In t he viw of President of the Pharmaceutical Society of Nigeria, Mr Azubuike Okwo, WHPA’s argument is that the only reason to combat counterfeit medicines is the protection of public health – disputes in trademark infringement and other intellectual property related crimes should never ever be the basis on which to define if a medical product is counterfeit or not.
His words: “Falsely labelled, fake, spurious or counterfeited medical products which misrepresent an otherwise legitimate medical product pose a very serious public health threat which demands sustained and co-ordinated international action to control.”
Failure to act against this criminal activity would be a fundamental breach of the trust placed in public health structures by patients,” said Mr Ton Hoek, General Secretary and CEO, International Pharmaceutical Federation (FIP
The main channels for fake medical products supply include street markets in developing countries and the Internet. The harm caused by counterfeit medicines is greatest in those communities least able to afford effective regulatory systems and quality health care.

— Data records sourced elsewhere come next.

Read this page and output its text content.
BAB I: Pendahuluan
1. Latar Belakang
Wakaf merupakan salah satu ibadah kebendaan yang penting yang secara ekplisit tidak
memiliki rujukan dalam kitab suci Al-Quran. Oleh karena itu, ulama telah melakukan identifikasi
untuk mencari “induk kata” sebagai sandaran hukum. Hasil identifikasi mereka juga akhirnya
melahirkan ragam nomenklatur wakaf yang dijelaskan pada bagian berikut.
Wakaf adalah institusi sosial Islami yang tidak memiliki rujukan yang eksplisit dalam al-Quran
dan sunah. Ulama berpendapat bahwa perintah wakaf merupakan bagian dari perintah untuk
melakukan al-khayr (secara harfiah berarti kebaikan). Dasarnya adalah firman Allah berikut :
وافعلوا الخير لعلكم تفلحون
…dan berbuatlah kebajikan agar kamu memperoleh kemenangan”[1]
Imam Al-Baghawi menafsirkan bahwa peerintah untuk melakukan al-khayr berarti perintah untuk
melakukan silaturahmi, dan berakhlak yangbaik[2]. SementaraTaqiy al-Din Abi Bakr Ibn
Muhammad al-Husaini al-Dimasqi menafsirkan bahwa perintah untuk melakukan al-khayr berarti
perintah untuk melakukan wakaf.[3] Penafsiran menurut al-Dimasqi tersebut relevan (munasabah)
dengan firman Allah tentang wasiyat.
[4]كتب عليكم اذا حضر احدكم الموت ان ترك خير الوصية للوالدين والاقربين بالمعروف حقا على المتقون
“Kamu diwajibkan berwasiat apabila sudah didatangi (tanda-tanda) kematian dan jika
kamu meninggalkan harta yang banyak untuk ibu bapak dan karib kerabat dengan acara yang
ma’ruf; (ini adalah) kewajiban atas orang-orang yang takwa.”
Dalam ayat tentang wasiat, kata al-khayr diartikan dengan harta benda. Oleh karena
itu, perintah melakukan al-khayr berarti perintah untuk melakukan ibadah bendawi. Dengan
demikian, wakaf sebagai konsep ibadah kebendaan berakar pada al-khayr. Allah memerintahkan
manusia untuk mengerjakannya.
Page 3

Said Ton Hoek, “Public health and patient safety are being put at risk and now is the time to act.
Increased vigilance by health care professionals and patients can help make public and individual health safer. Health professionals need to increasingly consider counterfeit medicines as a reason for non-response or unexpected response in pharmacotherapy in the patients they care for.”
WHPA recognises also that for health professionals to be able to effectively play their role, national authorities must set up effective systems for the collection of information and increase national drug and medical device regulatory capacity to support the enforcement of pharmaceutical guidelines.